Getting into space is the problem. Space Forge, already backed by the UK Space Agency and the European Space Agency, believes its reusable factories will provide the answer. Called ForgeStar orbital vehicles, these furnace-sized spaceships will be put into orbit more than 300 miles above Earth.

They plan to take advantage of the simple launch systems that aerospace companies like Virgin Orbit are developing. Small rockets are carried into the upper atmosphere by jumbo jets and then launched into space. In orbit, ForgeStar vehicles will orbit the earth for one to six months.

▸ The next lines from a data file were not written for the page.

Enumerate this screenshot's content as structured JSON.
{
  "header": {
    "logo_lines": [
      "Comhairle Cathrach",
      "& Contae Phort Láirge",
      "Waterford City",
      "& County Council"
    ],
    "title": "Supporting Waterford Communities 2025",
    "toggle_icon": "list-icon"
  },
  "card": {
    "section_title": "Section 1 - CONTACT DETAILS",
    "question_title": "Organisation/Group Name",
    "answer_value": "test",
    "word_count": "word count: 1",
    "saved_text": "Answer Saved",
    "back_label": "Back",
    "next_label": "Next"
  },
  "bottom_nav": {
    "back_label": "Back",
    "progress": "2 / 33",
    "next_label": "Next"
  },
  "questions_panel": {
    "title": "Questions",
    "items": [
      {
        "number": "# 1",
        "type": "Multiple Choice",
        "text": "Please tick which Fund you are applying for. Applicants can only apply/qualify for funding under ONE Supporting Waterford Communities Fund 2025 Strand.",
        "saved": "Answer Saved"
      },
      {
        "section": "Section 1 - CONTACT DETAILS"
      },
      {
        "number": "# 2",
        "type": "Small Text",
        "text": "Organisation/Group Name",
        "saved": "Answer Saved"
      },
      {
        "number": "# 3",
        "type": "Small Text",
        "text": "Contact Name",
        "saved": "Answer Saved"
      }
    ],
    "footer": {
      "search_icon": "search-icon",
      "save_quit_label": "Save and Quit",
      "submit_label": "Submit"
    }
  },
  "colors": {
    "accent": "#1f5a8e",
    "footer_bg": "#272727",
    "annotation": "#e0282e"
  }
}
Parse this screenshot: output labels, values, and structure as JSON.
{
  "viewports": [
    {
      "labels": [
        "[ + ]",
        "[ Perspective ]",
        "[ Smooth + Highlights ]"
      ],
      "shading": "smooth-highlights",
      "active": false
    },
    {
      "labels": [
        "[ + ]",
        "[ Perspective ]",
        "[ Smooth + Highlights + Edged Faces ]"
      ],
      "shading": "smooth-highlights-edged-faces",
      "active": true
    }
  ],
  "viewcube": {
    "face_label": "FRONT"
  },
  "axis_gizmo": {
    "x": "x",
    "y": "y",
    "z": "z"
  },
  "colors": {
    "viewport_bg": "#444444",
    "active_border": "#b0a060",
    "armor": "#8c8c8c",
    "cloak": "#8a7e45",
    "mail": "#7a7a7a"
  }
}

Inside the tiny spacecraft, automated robotic systems will control the manufacture and testing of alloys, drugs, and electronic components that cannot be made on Earth.

It should change the way materials are made in microgravity. “Experiments on the International Space Station have shown the value of space manufacturing,” said Western. “One example of this is fluoride glass fibers, which are used in communication systems. Made on Earth, they tend to be a little cloudy. The ones produced on the space station are crystal clear and 10 to 100 times better in signal transmission. ”

“Our ForgeStar vehicles are designed to make such materials,” added Western

Space Forge will publish details of the funding it has raised from US, UK and other investors, including the US-based SpaceFund and the Berlin-based World Fund, which supports companies pioneering new green technologies. “International investors are obviously impressed,” said Paul Bate, chief executive of the UK space agency. “The investment was four times oversubscribed and millions of pounds secured to help the company take the next steps on its journey.”

This point was supported by Western. “Hopefully we’ll be able to launch our first ForgeStar into space by the end of 2022.”